Stella remembered this later, and badgered Ma into agreeing to go and see it with us next morning. I hoped Stella wouldn’t be disappointed, because I was expecting no more from the Nativity than the usual dustily thatched crib and battered plaster or plastic figures, but they turned out to be the most beautifully carved wooden ones. Stella was enthralled by every tiny detail.
‘The Winter family brought them from Oberammagau before the war. It’s where they have that there Passion Play,’ said a voice behind us, and when I turned round I saw a small, wrinkled, lively-looking woman regarding us with sparrow-bright eyes full of curiosity.
‘This is Florrie Snowball, who has the Falling Star at the other end of the village,’ Ma introduced us. ‘She was at school with your grandfather.’
‘Oh, yes, I’ve seen you about,’ I said, ‘but I didn’t know who you were.’
‘And I’ve seen you – and I’d have recognised you for an Almond, with that hair and those eyes, even if I hadn’t already known you were Martha’s girl.’
‘Yes, everyone says that.’
Her eyes rested on Stella who, ignoring us, was still rapt with enchantment by the Nativity. ‘And your little girl, too – the Almond blood is clear in her veins.’
‘Well, we’re not trying to hide that we’re related to the Almonds,’ Ma said slightly snappishly.
‘And why should you?’ Florrie demanded. ‘I said to that old fool Pete Ormerod that what’s past is past and it’s only us ancient relics that remember what happened. And in any case, it was nowt to do with you, was it?’
Ma looked at her. ‘I suppose you’re right and no one cares much about the old stories now.’
‘You should come to the pub,’ she invited me. ‘We have a coffee machine what makes any kind you fancy, and my son, Clive, will show the little ’un the meteorite.’
‘The meteorite?’ I repeated.
‘That’s how the pub got its name,’ Ma said.
‘What’s a meatyright?’ Stella put in suddenly, having finally torn her gaze away from the Nativity scene.
‘It’s a big rock that fell out of the heavens,’ Florrie explained.
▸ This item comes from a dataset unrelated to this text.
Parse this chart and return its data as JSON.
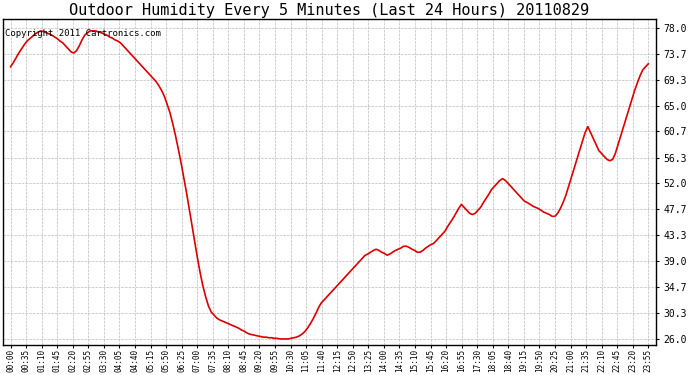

‘God threw a rock at you?’ Stella gasped, impressed. ‘You must have been really naughty.’
Florrie gave a wheezy laugh. ‘Not me, lovey – this was last century … or maybe the one before that. But there it sits in the courtyard now, right in the way, but bad luck to move it.’
‘I’d like to see it,’ breathed Stella, and I had to promise to take her next day.
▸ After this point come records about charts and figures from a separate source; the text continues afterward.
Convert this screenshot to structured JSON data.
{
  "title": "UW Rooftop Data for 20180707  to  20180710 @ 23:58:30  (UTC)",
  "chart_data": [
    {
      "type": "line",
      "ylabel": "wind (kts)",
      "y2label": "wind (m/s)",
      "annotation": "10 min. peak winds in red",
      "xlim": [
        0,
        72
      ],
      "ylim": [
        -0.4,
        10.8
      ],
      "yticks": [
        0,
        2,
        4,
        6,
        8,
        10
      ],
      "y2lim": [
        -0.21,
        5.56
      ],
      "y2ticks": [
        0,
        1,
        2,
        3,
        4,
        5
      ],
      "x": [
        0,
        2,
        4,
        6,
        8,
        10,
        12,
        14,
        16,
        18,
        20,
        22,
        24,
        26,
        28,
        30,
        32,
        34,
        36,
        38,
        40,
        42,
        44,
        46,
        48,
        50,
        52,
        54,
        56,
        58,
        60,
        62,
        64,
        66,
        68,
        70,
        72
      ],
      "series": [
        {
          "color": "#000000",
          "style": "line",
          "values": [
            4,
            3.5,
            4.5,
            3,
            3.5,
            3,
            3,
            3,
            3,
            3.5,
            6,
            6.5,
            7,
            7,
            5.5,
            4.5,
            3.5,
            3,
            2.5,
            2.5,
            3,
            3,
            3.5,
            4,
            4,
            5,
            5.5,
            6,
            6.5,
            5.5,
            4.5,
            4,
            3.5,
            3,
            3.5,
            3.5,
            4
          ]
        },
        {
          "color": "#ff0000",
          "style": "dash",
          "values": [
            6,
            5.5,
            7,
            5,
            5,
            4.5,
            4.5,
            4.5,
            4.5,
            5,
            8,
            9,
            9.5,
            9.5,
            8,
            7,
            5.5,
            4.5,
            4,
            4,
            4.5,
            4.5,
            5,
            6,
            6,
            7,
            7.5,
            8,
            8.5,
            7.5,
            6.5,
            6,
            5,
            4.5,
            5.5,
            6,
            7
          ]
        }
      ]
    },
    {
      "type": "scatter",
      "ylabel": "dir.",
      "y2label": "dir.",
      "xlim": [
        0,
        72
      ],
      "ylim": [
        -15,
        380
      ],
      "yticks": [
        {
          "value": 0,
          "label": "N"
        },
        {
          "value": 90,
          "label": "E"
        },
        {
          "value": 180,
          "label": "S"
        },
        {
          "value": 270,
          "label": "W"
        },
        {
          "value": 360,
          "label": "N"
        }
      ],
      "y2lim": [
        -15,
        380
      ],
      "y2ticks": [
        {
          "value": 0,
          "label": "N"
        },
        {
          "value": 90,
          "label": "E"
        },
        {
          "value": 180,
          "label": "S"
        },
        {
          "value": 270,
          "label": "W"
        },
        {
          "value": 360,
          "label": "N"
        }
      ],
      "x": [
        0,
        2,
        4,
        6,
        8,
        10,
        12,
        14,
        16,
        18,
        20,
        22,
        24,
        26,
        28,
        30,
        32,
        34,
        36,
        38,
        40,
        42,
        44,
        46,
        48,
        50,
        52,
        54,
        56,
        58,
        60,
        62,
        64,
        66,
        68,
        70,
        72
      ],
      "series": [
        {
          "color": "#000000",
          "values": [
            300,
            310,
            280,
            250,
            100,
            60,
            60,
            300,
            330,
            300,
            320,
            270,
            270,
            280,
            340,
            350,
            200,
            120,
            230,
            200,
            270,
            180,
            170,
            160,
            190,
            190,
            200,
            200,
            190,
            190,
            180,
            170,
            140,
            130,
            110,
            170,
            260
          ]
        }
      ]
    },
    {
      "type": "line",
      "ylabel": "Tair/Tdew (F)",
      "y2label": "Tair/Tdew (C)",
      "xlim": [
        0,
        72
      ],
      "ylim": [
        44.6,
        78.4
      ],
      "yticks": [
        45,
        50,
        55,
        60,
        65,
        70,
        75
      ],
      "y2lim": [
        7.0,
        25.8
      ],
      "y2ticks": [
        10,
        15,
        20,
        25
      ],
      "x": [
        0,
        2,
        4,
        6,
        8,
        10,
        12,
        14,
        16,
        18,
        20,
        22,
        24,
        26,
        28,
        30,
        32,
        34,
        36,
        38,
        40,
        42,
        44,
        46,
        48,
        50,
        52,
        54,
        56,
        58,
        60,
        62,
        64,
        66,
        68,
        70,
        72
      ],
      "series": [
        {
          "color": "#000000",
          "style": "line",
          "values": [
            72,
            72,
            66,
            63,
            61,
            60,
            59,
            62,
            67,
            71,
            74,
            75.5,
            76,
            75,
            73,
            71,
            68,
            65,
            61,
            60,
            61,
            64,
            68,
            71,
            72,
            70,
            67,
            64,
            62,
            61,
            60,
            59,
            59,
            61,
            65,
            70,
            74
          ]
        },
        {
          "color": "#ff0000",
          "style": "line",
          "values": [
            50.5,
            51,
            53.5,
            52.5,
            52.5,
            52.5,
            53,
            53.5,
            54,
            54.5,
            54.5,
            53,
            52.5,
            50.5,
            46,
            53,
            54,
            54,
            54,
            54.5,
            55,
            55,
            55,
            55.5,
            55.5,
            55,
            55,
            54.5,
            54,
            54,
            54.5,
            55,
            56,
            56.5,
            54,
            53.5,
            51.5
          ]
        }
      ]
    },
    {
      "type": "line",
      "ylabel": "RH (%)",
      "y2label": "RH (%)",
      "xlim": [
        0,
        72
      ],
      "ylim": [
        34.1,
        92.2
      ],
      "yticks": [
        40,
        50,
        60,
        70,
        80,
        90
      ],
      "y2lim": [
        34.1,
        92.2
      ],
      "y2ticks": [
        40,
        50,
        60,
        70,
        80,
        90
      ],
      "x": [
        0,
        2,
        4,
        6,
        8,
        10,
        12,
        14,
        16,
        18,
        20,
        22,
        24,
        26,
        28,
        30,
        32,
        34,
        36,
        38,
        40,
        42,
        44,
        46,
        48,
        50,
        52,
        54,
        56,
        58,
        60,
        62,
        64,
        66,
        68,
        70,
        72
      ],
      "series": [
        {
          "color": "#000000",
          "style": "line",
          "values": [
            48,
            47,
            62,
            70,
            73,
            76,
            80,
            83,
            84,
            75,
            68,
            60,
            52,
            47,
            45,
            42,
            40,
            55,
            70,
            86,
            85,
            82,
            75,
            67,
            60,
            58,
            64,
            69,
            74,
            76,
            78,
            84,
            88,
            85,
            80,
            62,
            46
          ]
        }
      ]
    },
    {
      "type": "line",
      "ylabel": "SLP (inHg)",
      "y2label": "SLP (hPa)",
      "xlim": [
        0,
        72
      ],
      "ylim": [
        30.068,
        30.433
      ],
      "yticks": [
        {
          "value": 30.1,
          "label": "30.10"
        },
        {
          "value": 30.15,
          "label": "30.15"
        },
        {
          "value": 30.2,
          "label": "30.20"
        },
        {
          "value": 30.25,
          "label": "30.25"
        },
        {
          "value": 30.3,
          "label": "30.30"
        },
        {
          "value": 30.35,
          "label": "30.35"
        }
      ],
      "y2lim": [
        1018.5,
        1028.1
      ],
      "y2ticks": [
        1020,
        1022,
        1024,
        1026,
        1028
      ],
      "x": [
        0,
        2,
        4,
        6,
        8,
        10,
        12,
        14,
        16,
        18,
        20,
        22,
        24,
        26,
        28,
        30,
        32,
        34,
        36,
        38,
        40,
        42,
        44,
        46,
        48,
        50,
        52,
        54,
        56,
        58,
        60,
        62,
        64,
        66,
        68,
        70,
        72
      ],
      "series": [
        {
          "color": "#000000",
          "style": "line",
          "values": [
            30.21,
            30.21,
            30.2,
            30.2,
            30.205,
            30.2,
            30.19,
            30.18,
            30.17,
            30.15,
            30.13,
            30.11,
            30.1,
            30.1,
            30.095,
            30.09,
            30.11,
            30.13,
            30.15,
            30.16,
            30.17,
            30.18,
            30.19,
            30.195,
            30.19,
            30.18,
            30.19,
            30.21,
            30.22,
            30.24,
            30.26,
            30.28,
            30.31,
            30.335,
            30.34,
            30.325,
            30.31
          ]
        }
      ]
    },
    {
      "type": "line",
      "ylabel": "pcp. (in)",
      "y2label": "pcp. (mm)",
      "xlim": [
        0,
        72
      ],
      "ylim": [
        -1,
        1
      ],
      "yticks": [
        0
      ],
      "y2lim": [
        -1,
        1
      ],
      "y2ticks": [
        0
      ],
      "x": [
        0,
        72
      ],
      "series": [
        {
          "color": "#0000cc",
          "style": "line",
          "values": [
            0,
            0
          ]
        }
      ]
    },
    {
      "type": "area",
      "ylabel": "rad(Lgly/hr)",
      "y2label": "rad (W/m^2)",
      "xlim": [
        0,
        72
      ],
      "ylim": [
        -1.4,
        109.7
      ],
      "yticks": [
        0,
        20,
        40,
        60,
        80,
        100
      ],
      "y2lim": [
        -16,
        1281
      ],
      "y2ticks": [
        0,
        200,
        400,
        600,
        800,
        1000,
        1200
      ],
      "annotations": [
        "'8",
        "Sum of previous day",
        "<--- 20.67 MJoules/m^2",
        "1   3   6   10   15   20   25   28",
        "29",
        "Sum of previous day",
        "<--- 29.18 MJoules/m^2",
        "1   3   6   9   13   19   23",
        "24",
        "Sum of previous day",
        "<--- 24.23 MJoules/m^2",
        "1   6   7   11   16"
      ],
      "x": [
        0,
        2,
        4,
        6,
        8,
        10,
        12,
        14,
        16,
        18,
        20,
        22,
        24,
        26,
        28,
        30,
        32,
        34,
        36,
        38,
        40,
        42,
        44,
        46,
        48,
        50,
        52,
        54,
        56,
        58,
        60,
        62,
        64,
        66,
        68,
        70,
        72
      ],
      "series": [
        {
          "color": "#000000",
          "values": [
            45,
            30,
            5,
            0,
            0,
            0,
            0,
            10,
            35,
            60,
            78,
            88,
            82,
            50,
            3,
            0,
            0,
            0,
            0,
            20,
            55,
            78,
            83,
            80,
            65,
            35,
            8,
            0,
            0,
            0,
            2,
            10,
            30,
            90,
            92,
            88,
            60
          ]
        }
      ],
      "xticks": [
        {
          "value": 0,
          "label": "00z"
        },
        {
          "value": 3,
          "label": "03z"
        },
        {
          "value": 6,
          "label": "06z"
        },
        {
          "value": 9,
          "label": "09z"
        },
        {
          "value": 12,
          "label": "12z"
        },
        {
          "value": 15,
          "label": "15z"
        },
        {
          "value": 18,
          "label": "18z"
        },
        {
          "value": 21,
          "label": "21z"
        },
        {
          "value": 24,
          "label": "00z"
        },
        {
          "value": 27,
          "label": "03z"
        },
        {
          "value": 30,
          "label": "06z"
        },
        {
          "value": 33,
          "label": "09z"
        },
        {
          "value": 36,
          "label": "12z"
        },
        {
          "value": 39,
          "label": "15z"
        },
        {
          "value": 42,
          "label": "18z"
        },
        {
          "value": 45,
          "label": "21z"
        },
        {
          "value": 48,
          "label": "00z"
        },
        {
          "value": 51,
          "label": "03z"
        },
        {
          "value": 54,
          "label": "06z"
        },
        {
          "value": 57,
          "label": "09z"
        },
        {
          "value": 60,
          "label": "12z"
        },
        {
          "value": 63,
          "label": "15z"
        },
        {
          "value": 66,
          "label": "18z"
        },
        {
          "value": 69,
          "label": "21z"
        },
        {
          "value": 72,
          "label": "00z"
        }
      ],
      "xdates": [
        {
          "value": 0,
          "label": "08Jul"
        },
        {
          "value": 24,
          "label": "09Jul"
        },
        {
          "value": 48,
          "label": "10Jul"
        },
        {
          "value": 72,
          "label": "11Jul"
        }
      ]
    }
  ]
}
‘Good. I’ll make you a charm, poppet, too,’ Florrie promised obscurely.
On the way home, I asked Ma what old stories Florrie knew about the Almonds. ‘Is this Granddad’s cousin Esau that you never want to talk about? Did he do something very bad?’
‘Nothing that matters now,’ she said, and wouldn’t be drawn. I’m not sure if she even knew exactly what it was.
‘And what did Florrie mean when she said she was going to make a charm for Stella?’
‘Rumour has it that she’s a witch, one of Gregory Lyon’s coven that has the witchcraft museum opposite the Falling Star.’
‘Really? How do you know?’
She shrugged her plump shoulders. ‘Hal tells me stuff, and anyway, there’s always been a history of witchcraft in the village. Ottie says the Winter family are distantly related to the Nutters, and her sister, Hebe, dabbles in the dark arts, though really I think she’s more of a herbalist.’
‘The Nutters?’ I repeated.
‘A famous witch family, further north. Didn’t you read the information boards at Winter’s End when you visited?’
‘No, mostly we were in the gardens, but maybe I should.’
‘Well, you’ll have to wait till it reopens for the season at Easter, if you can come up then.’
‘That would be lovely,’ I agreed, then ventured tentatively, ‘I … don’t suppose Esau’s disgrace was anything to do with witchcraft …?’
Ma gave a derisory snort. ‘Don’t be daft! Strange Baptists, the lot of them.’